Güncelleme Tarihi:
Arıyürek, Bankacılık Düzenleme ve Denetleme Kurumu'nun (BDDK) “Bankaların Kıymetli Maden Alım Satımına ve Alacaklarından Dolayı Edindikleri Emtia ve Gayrimenkullerin Elden Çıkarılmasına İlişkin Usul ve Esaslar Hakkında Yönetmelikte Değişiklik Yapılmasına Dair Yönetmelik”in yürürlüğe girmesini değerlendirdi.
Bankaların hiçbir zaman aldıkları fiyata altın satamayacağını kaydeden Arıyürek, “Biz her konuda bankalarla rekabet edebiliriz. Çünkü bize yeten kar, bankaya yetmeyecektir. Bankaların alım satım aralığı daha geniş olacaktır” diye konuştu.
“Altını almakta satmakta sadece kuyumcunun işi” diyen Arıyürek, altını alıp satmanın belli bir uzmanlık gerektirdiğini savundu.
Arıyürek, şunları kaydetti:
“Her sektörde olduğu gibi kuyumculuk sektöründe de suiistimaller olabiliyor. Kaçak baskılar, sahte altınlar gelebiliyor. Bunları bir banka görevlisi ayırt edemez. Bunun için kalifiye personel gerek ancak biz kendimiz için bile yeterli istihdamı sağlayamıyoruz ki; tüm banka şubelerinde bu nasıl sağlanacak. Bildiğiniz gibi bankalar iki yıl önce 'yastık altındaki altınları ekonomiye kazandıralım' kampanyalarıyla yola çıktılar. Yastık altından yatırımı çekerek, bunu ekonomiye kazandırmak ifadesini kullanan bir banka sektörünün, fiziki olarak altın satmaya başlamasını anlayamıyoruz. Sattığınız altın yine yastık altına girecek. Bu ne perhiz, ne lahana turşusudur. Üstelik bankalarda doğru değer tespiti yapıldığını da düşünmüyoruz. Bu yüzden oda olarak, vatandaşlarımızı 'altın hesabı açtırmadan önce takılarınızı kuyumcunuza getirip doğru değer tespiti yaptırın' diye uyarıyoruz.”

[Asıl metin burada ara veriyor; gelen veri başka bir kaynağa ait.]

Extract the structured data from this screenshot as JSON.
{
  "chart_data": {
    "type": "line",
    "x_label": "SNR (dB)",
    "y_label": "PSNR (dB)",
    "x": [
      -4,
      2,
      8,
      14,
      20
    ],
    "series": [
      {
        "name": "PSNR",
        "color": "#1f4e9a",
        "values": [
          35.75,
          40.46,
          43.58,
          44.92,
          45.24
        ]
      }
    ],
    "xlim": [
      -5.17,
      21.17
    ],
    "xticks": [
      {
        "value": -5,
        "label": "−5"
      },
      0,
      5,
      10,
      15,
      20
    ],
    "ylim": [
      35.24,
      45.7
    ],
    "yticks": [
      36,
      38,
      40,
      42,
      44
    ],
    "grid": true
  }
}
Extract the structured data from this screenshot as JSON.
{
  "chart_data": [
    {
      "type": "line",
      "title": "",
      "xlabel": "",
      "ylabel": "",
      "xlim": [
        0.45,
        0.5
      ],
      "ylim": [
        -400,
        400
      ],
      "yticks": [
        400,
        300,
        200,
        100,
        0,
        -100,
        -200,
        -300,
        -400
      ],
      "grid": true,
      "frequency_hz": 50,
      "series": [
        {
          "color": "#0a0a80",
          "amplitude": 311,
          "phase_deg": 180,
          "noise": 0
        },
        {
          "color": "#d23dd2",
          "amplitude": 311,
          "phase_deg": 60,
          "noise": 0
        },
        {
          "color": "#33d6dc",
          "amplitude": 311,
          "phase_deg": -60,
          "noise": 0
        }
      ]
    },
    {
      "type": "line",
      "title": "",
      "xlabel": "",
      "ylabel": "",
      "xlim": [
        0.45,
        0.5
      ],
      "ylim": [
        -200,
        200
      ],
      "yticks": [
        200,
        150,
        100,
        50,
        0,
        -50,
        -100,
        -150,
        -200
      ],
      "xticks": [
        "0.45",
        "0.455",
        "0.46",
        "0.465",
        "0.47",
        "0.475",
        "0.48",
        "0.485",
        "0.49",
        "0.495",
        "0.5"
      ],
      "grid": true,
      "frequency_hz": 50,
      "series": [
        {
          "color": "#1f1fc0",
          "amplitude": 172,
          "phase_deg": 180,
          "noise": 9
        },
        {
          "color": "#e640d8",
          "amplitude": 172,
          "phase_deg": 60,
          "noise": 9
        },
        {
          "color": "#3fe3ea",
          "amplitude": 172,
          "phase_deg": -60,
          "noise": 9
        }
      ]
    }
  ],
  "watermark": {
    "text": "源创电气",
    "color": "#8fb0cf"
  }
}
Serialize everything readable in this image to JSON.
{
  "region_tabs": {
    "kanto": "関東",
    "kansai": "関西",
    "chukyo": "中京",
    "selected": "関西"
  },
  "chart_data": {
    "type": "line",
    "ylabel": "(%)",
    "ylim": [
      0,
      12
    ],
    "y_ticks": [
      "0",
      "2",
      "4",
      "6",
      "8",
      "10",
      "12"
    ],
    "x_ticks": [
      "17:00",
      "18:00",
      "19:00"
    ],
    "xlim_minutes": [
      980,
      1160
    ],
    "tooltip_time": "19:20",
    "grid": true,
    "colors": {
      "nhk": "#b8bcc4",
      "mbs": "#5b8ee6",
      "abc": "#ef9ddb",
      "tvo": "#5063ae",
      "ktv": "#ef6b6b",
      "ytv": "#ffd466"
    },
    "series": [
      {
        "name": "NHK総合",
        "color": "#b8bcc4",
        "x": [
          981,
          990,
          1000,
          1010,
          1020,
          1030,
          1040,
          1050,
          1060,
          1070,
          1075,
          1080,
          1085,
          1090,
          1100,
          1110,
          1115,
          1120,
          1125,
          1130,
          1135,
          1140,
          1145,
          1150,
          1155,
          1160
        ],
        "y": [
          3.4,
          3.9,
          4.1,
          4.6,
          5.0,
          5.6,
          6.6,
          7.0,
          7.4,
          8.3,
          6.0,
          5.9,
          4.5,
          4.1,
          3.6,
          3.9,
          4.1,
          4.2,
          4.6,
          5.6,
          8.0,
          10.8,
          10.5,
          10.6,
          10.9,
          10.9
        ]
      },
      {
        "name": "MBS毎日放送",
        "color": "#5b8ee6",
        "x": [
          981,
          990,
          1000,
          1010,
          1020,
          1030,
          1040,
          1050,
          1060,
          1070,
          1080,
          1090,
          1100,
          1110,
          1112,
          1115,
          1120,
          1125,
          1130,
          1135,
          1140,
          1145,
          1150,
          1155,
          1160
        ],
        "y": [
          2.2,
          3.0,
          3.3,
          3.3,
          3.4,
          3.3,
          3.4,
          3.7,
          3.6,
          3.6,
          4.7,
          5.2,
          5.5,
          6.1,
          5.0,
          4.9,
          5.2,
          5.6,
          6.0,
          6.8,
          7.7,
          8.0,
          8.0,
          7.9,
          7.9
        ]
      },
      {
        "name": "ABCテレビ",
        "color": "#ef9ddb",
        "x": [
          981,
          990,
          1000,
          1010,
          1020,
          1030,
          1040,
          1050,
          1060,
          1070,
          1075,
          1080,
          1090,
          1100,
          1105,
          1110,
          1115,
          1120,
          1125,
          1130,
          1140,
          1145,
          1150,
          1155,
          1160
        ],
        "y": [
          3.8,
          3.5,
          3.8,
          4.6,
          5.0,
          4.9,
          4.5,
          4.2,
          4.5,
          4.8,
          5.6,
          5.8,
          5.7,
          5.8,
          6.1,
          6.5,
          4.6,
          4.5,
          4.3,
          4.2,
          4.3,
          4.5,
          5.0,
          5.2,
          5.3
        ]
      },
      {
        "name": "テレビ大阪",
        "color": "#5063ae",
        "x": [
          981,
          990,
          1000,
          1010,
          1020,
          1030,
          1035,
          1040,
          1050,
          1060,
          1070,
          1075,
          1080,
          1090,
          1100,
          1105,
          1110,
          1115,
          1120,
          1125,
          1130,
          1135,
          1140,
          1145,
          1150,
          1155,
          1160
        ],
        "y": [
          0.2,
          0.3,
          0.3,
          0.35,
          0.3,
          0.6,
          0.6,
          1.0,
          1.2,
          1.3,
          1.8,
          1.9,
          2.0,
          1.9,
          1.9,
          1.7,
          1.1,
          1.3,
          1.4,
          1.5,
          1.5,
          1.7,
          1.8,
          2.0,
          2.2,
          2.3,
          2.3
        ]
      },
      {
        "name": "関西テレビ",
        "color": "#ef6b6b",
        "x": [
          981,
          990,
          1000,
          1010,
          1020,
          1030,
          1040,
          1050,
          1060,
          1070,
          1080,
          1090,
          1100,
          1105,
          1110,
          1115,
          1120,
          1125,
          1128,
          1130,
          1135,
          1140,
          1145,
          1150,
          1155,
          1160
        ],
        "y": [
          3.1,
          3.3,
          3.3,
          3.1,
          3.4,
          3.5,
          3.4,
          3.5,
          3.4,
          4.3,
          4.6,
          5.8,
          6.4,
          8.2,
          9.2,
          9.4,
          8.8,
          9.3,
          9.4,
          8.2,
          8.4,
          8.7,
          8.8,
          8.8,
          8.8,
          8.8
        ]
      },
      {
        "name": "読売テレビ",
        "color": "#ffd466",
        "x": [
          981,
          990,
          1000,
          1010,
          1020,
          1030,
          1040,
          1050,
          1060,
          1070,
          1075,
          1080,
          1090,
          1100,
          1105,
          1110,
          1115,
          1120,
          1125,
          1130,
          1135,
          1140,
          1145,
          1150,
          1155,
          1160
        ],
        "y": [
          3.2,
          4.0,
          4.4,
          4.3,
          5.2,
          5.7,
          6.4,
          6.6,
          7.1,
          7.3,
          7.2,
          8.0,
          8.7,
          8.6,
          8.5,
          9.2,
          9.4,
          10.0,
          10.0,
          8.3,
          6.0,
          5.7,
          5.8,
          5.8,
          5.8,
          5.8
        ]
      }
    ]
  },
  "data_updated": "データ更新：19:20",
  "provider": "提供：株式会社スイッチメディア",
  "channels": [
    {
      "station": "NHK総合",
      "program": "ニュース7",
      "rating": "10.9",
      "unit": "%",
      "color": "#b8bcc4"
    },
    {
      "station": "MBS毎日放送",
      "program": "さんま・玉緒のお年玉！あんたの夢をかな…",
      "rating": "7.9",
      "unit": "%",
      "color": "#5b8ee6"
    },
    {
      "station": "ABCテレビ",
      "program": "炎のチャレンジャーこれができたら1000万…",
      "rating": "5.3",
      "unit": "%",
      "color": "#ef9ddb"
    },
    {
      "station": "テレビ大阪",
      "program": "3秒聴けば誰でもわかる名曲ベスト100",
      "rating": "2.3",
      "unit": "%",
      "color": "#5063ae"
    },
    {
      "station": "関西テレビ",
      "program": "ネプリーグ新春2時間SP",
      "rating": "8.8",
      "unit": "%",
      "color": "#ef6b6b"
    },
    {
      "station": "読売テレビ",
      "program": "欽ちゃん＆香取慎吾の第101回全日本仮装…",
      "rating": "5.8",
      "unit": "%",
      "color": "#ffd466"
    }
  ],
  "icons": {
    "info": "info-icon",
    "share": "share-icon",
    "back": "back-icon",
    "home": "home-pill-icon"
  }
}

“Temennimiz, bu yanlış karardan dönülmesi”-
Bankaların sektöre girmesiyle yapılmak istenin, Türkiye'deki 35 bin kuyumcunun belli bir kısmını bu piyasadan yok etmek mi, yoksa ailelerine ekmek götürmesini sağlamak mı olduğunun tartışılması gerektiğini ifade eden Arıyürek, şöyle devam etti:
“Bankalar bu altını sattığı zaman Türkiye'deki kuyumcu sayısında belli bir azalış olacaktır. Bunun vebalini kim üstlenecek çok merak ediyoruz. Bankaların insanlara güneşli havada şemsiye tutup, yağmurlu havalarda ise şemsiyeyi çektiğini düşünüyorum. Çünkü bankalar menfaati olmadıkları hiçbir işe girmezler. Bildiğiniz gibi altın son iki senedir gramı 40 liralardan 100 liralara çıktı. İnsanların maaşları bu oranda artmadı ve alım gücü düştü. Dolayısıyla bu kuyumcuların da işini belli bir oranda düşürdü. 2012 yılında kuyumcuların işi yüzde 40-45 gibi bir rakamda azalmıştı. Bankaların altın satmaya başlamasının 2013'te bizim işlerimizi yüzde 20 daha düşüreceğini tahmin ediyorum. Bu da Türkiye genelindeki 35 bin kuyumcu sayısının, 25 binlere kadar düşmesi demektir. Bu yanlış bir karardır. Temennimiz Hükümetimizin bu karardan dönmesi ve çalışanları aileleriyle birlikte 800 bin kuyumcuyu koruma altına almasıdır. Ekmek nasıl fırından alınıyorsa, altın da kuyumcudan alınmalıdır. Eğer düzeltilmezse Türkiye genelinde POS cihazlarının iade edilmesi gibi bir karar verilirse, bizde iade ederiz.”